Giovan Maria was the first who brought the true methods of building and of good architecture to Verona, Venice, and all those parts, where before him there had not been one who knew how to make even a cornice or a capital, or understood either the measurements or the proportions of a column or of any Order of architecture, as is evident from the buildings that were erected before his day. This knowledge was afterwards much increased by Fra Giocondo, who lived about the same time, and it received its final perfection from Messer Michele San Michele, insomuch that those parts are therefore under an everlasting obligation to the people of Verona, in which city were born and lived at one and the same time these three most excellent architects. To them there then succeeded Sansovino, who, not resting content with architecture, which he found already grounded and established by the three masters mentioned above, also brought thither sculpture, to the end that by its means their buildings might have all the adornments that were proper to them. And for this a debt of gratitude—if one may use such a word—is due to the ruin of Rome, by reason of which the masters were dispersed over many places and the beauties of these arts communicated throughout all Europe.

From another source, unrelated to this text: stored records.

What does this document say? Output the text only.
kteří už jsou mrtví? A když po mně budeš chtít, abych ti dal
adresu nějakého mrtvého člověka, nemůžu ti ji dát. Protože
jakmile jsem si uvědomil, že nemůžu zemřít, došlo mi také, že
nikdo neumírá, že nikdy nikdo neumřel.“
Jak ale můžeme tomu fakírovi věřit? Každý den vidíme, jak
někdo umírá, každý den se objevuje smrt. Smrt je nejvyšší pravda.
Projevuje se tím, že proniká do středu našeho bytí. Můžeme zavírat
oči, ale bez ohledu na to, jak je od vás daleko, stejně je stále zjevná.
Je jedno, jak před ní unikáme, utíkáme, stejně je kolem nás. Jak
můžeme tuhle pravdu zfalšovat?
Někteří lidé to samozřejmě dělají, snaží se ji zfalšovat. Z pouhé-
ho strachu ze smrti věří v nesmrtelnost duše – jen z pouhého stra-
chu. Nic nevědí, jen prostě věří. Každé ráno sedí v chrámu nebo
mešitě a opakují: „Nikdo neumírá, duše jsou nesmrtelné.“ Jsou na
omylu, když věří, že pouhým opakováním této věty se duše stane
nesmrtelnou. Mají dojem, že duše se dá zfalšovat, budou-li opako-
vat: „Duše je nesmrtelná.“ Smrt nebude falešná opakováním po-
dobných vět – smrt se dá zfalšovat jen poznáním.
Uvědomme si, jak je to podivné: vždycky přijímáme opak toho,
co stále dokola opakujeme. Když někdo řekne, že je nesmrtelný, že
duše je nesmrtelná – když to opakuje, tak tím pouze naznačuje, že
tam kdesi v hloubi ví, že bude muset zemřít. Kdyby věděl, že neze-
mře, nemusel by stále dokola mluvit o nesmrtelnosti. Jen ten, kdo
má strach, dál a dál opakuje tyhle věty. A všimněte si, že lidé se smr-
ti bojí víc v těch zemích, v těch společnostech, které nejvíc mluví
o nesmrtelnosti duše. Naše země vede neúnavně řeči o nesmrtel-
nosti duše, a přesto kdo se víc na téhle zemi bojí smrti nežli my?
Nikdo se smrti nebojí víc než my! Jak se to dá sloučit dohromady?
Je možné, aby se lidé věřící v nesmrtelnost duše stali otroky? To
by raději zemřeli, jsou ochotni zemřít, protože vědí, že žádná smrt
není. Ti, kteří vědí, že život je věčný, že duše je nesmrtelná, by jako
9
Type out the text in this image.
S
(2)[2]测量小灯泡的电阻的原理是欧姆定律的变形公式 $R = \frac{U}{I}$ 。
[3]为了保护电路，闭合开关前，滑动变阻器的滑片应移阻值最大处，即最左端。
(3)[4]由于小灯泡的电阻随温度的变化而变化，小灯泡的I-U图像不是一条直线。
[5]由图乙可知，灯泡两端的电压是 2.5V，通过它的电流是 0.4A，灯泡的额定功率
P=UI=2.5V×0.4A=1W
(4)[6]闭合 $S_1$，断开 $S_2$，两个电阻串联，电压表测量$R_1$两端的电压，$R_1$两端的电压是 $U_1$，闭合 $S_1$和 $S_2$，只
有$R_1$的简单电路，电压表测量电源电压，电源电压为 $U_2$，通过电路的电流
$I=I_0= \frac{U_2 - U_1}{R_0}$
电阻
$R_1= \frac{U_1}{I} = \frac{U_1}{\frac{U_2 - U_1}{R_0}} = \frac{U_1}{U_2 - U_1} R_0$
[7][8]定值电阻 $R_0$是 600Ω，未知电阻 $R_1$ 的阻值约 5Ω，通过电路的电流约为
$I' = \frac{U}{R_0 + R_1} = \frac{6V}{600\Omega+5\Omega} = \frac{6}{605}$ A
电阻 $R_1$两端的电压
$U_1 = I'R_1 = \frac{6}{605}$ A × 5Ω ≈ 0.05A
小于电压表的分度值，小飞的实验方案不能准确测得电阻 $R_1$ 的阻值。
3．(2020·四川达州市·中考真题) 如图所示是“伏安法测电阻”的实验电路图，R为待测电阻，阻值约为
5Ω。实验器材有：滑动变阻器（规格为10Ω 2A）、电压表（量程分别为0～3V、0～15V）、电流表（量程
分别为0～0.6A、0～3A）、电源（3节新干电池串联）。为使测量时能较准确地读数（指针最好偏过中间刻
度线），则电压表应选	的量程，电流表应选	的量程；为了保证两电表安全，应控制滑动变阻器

Giovan Maria caused some works in stucco to be carried out in Venice, and taught the method of executing them. Some declare that when he was a young man he had the vaulting of the Chapel of the Santo, at Padua, decorated with stucco by Tiziano da Padova and many others, and also had similar works executed in the house of the Cornari, which are very beautiful. He taught his work to two of his sons, Ottaviano, who was, like himself, also a painter, and Provolo. Alessandro, his third son, worked in his youth at making armour, and afterwards adopted the calling of a soldier; he was three times victor in the lists, and finally, when a captain of infantry, died fighting valiantly before Turin in Piedmont, having been wounded by a harquebus-ball.